Meditation for the Feast of St. Michael and All Angels
Angels and Argyle Socks
“Is it perfume from a dress that makes me so digress” to talk of angels and how they dress? Whether they wear argyle socks or not and how many can dance upon the head of a pin? “In the room the women come and go, talking of Michelangelo.” With apologies to T.S. Eliot (The Love Song of J. Alfred Prufrock), all our talk is of angels. September closes down with The Feast of St. Michael and All Angels. We are in the company of Angels.

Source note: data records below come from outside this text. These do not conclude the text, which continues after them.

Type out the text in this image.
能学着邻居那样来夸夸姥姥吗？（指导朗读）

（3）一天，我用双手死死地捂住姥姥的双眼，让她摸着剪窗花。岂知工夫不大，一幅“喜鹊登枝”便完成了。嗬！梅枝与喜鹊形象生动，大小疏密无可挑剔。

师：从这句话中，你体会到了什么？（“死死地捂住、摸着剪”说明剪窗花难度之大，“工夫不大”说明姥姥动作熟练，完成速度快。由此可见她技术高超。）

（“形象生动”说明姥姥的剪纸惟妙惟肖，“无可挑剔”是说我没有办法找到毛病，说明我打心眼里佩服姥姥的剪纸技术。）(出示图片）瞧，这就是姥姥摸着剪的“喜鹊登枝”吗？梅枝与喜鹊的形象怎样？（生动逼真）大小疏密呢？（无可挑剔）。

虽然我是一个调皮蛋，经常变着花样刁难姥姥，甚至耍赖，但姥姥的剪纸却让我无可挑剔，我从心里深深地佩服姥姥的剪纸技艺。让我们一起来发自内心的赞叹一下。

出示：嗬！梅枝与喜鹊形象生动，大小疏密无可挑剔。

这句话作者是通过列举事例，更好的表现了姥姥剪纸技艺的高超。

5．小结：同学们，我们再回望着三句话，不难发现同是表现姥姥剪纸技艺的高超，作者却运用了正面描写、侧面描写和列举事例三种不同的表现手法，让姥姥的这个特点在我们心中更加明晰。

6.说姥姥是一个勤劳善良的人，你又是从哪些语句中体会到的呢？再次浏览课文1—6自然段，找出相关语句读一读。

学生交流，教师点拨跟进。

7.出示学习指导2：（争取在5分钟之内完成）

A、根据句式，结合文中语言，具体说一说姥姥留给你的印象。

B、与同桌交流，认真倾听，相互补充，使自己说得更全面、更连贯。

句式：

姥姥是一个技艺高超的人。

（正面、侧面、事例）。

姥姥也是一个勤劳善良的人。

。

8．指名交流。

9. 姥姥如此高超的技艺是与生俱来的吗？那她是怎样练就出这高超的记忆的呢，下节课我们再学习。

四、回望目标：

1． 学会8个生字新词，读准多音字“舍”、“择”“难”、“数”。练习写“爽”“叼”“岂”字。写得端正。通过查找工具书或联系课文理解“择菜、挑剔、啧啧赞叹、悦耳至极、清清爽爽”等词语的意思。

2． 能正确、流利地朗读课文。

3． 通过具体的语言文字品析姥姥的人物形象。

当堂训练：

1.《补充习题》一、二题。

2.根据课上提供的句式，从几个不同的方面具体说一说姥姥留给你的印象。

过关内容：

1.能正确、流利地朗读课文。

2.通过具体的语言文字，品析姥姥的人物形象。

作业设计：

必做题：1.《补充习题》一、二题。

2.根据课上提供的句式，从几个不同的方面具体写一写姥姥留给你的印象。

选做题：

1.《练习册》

But argyle socks and dancing on the head of a pin? How absurd and utterly ridiculous! Yes. I have never seen angels wearing argyle socks even in the many, many representations of angels that belong to the history of art and sculpture. Of course, the angels cannot be seen. And so too, the supposed question about how many angels can dance on the head of a pin is pure nonsense and a complete misrepresentation of the entire intellectual and spiritual tradition to which angels belong. The whole point is that they are immaterial spirits, the pure ideas and the reasons of God in creation, the intellectual principles of things. They are invisible and don’t occupy space. You can’t see them. You can only think and feel them. That is the wonder of the angels. The most important things in life are the things you cannot see, like love and thought, like quarks and electrons, too!
That is the great and wonderful point about the angels. They remind us of an essential aspect of our humanity – that we are intellectual and spiritual creatures, albeit embodied with flesh and blood. The angels remind us of the intellectual and moral nature of reality.